Я пытался сказать что-то, пытался объяснить, оправдаться, но мой голос застрял у меня в глотке, когда его палец нажал на спусковой крючок.
ЕВРОТРЭШ
Я был настроен против всего и против всех. Я не хотел видеть людей вокруг себя. Такая неприязнь не была следствием какой-то сильной изнуряющей тревоги; а была просто зрелым признанием моей собственной психологической ранимости и отсутствия качеств, необходимых для поддержания с кем-то дружеских отношений. Разные мысли боролись за место под солнцем в моем перегруженном мозгу точно так же, как я отчаянно старался придать им какой-нибудь порядок, могущий послужить стимулом для моей вялой и апатичной жизни.
Для других Амстердам был волшебным местом. Жаркое лето; молодые люди, наслаждающиеся достопримечательностями города — олицетворения индивидуальной свободы. Для меня же он был скучной чередой размытых теней. Яркий солнечный свет раздражал меня и я редко выбирался из дома до наступления темноты. Днем я смотрел по телевизору программы на английском и голландском и курил много марихуаны. Рэб оказался далеко не гостеприимным хозяином. Абсолютно не чувствуя своей нелепости, он сообщил мне, что в Амстердаме известен под именем Робби.
Отвращение ко мне Рэба/Робби казалось вспыхивало ярким пламенем за маской его лица, выкачивая кислород из маленькой передней, в которой я устроил себе лежбище. Я замечал, как мускулы его скул дергались в едва сдерживаемой ярости, когда он приходил домой — грязный, мрачный и усталый от тяжелой физической работы, — и находил меня, размякшего перед ящиком с привычным косяком в руке.
Я был обузой. Я провел здесь всего четырнадцать дней, будучи три недели на чистяке. Физические симптомы отнятия пошли на убыль. Если можешь продержаться месяц, у тебя есть шанс. Тем не менее, я чувствовал, что пришло время подыскать себе свою квартиру.
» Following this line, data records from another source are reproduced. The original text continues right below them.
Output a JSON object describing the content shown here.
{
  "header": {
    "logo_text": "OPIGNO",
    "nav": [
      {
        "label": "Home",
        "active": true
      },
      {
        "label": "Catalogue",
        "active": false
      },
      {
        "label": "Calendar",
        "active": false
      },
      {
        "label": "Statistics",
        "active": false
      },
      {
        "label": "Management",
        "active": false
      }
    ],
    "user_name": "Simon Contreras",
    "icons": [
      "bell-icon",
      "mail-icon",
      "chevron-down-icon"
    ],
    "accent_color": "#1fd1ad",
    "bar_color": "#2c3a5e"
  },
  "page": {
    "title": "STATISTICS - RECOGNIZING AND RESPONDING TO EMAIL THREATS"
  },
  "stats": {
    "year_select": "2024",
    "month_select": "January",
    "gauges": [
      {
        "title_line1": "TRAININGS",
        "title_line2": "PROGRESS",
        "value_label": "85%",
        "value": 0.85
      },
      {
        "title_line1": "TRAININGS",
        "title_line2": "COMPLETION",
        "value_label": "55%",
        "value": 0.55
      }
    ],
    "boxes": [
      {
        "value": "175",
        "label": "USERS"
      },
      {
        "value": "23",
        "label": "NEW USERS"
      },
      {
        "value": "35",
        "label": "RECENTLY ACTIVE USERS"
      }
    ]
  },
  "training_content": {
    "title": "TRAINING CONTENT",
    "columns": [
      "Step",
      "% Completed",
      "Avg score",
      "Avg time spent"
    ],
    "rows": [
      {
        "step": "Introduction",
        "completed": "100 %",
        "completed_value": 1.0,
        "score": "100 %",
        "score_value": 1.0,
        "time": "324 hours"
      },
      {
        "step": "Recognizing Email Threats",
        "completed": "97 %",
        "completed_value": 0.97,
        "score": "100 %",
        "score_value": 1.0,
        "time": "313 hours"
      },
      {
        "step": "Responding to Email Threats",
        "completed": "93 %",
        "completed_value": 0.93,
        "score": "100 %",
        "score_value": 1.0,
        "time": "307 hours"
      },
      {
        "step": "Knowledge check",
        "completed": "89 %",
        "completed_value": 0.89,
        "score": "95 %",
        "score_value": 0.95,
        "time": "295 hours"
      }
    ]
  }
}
Моя дружба с Рэбом (теперь, разумеется, переименованным в Робби) не выжила бы на основе смоделированной мною односторонней эксплуатации. А что еще того хуже — мне было на все насрать.
Однажды вечером, примерно через две недели после того, как я у него поселился, Рэб решил, что с него достаточно.
— Когда ты соберешься начать искать работу, мужик? — спросил он с явно напускным безразличием в голосе.
— Я ищу, приятель. Вчера прошвырнулся по городу, попробовал поискать кое-какие мазы, понимаешь? — неприкрытая ложь, сказанная мной с изобретательной искренностью.
Так мы и жили — наигранная цивилизованность с подтекстом обоюдного антагонизма.